The expendables confirmed that the green of the grasses and leaves tended to vary in frequencies from the dominant shades of Earth plant life. But Ram also noticed that the grasses were grasses, the tree-leaves looked like leaves on Earth. The function determines the form, he thought. Perhaps Earth life will not make this world so very different from what it created on its own.
A single flying insect landed on the face of his suit. Another. Another. And then in a moment he could not see at all, except for tiny flecks of light making their way through momentary gaps between the insects that completely coated his suit. He could feel the weight of them, there were so many.
He held very still.
If these were bloodsucking parasites-and why else would they have evolved this swarming behavior?-there might well be enough of them to drain his body of blood. The local animals must have developed defenses against these swarms, but he had none. The fact that they probably couldn’t digest his blood into a usable form would not put back the blood they had taken.

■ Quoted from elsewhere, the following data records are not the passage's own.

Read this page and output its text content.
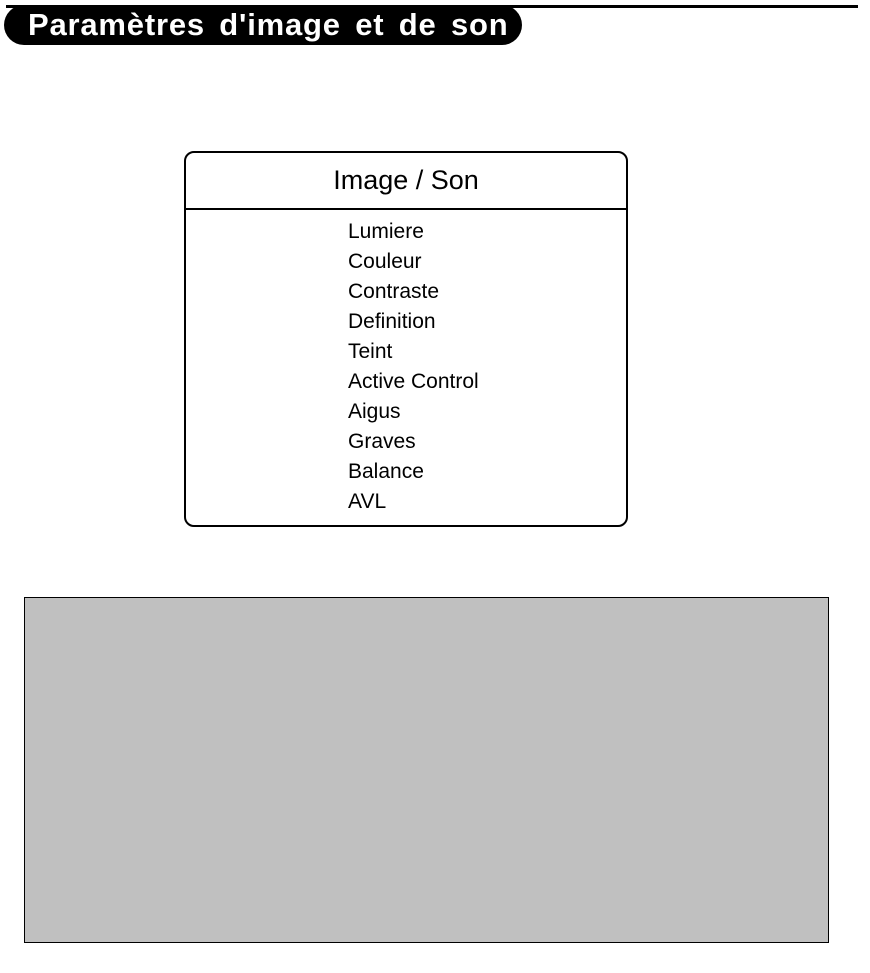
Paramètres d'image et de son
Image / Son
Lumiere
Couleur
Contraste
Definition
Teint
Active Control
Aigus
Graves
Balance
AVL
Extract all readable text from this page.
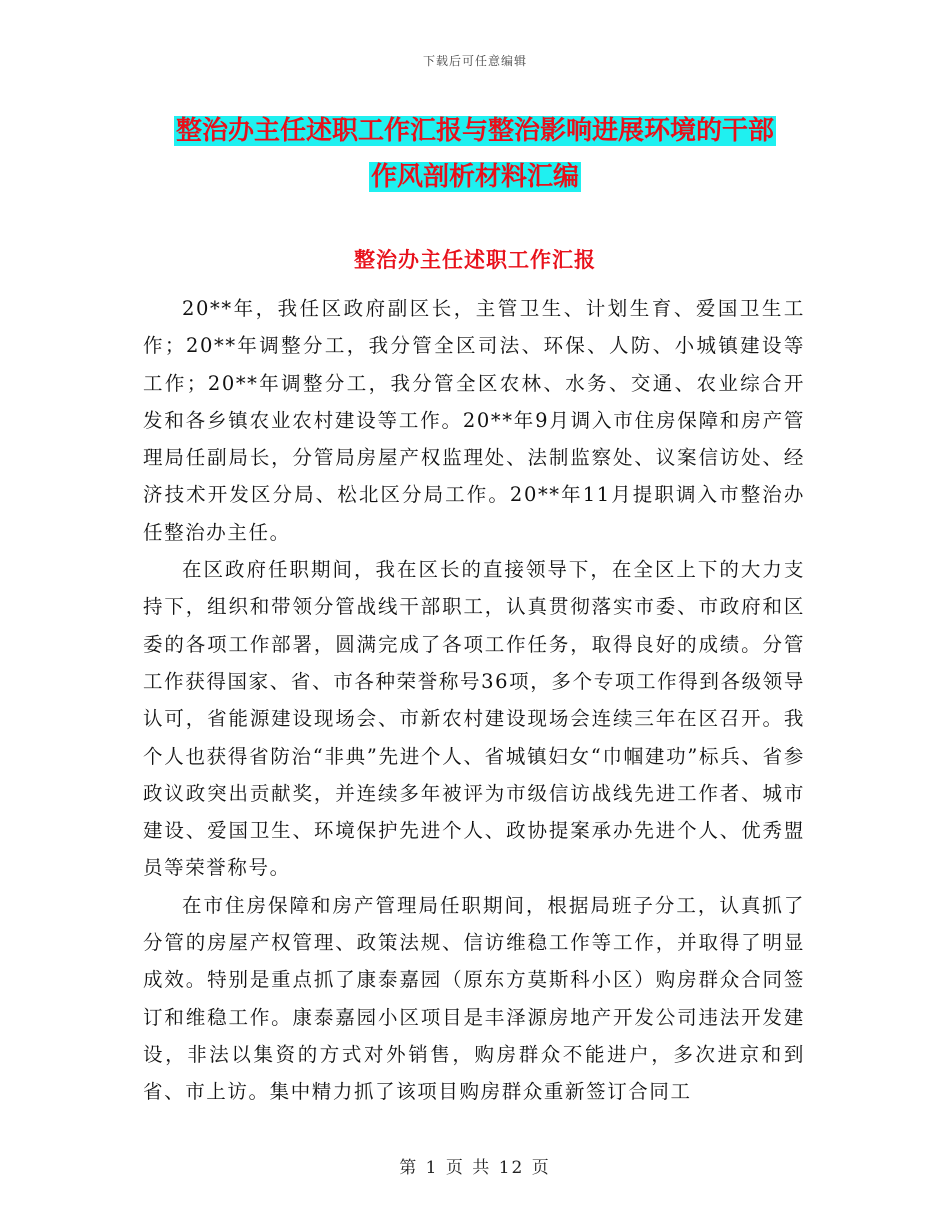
下载后可任意编辑
整治办主任述职工作汇报与整治影响进展环境的干部
作风剖析材料汇编
整治办主任述职工作汇报

20**年，我任区政府副区长，主管卫生、计划生育、爱国卫生工作；20**年调整分工，我分管全区司法、环保、人防、小城镇建设等工作；20**年调整分工，我分管全区农林、水务、交通、农业综合开发和各乡镇农业农村建设等工作。20**年9月调入市住房保障和房产管理局任副局长，分管局房屋产权监理处、法制监察处、议案信访处、经济技术开发区分局、松北区分局工作。20**年11月提职调入市整治办任整治办主任。

在区政府任职期间，我在区长的直接领导下，在全区上下的大力支持下，组织和带领分管战线干部职工，认真贯彻落实市委、市政府和区委的各项工作部署，圆满完成了各项工作任务，取得良好的成绩。分管工作获得国家、省、市各种荣誉称号36项，多个专项工作得到各级领导认可，省能源建设现场会、市新农村建设现场会连续三年在区召开。我个人也获得省防治“非典”先进个人、省城镇妇女“巾帼建功”标兵、省参政议政突出贡献奖，并连续多年被评为市级信访战线先进工作者、城市建设、爱国卫生、环境保护先进个人、政协提案承办先进个人、优秀盟员等荣誉称号。

在市住房保障和房产管理局任职期间，根据局班子分工，认真抓了分管的房屋产权管理、政策法规、信访维稳工作等工作，并取得了明显成效。特别是重点抓了康泰嘉园（原东方莫斯科小区）购房群众合同签订和维稳工作。康泰嘉园小区项目是丰泽源房地产开发公司违法开发建设，非法以集资的方式对外销售，购房群众不能进户，多次进京和到省、市上访。集中精力抓了该项目购房群众重新签订合同工

第 1 页 共 12 页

Ram could see that trying to coexist with these insects, at least, might have posed a problem for the colonists. They could spend ten thousand years struggling to live with these swarms, or they could eradicate them-along with everything else-and get a fresh start.
No doubt many native insects would survive the extinction event. But probably not these parasites, since their hosts would be gone.
Would any of the hoppers-predator or prey-survive?
He walked through the grasses, found a stream, and looked down into it at the silver and grey finny fish and eels that thrived there. He walked as far as a nearby isolated tree and rested his hand on the bark. I touched you, he said silently. I brushed this leaf with my hand.
Meanwhile, the expendables gathered animal and plant life according to the instructions they had given each other-samples for analysis, not preservation, not on this trip. They had containers for them, and Ram wandered until they had filled as much space as they thought this grassland deserved on a first trip.
They visited rainforest, desert, tundra, high mountains, seashore. They followed the direction of Garden’s rotation so it was always daylight wherever they stopped. By the time Ram was exhausted and needed to sleep, the expendables announced that they had all the samples they needed to conduct their initial analysis.
“So we’re done?” asked Ram.
“Yes.”
“I have to sleep before I can safely pilot the craft,” he said.
“We don’t actually need you to pilot anything,” said the expendables. “Go ahead and sleep, so you’ll be awake and rested by the time we arrive back on the ship.”
“Will I visit the surface again, while it’s still Garden?”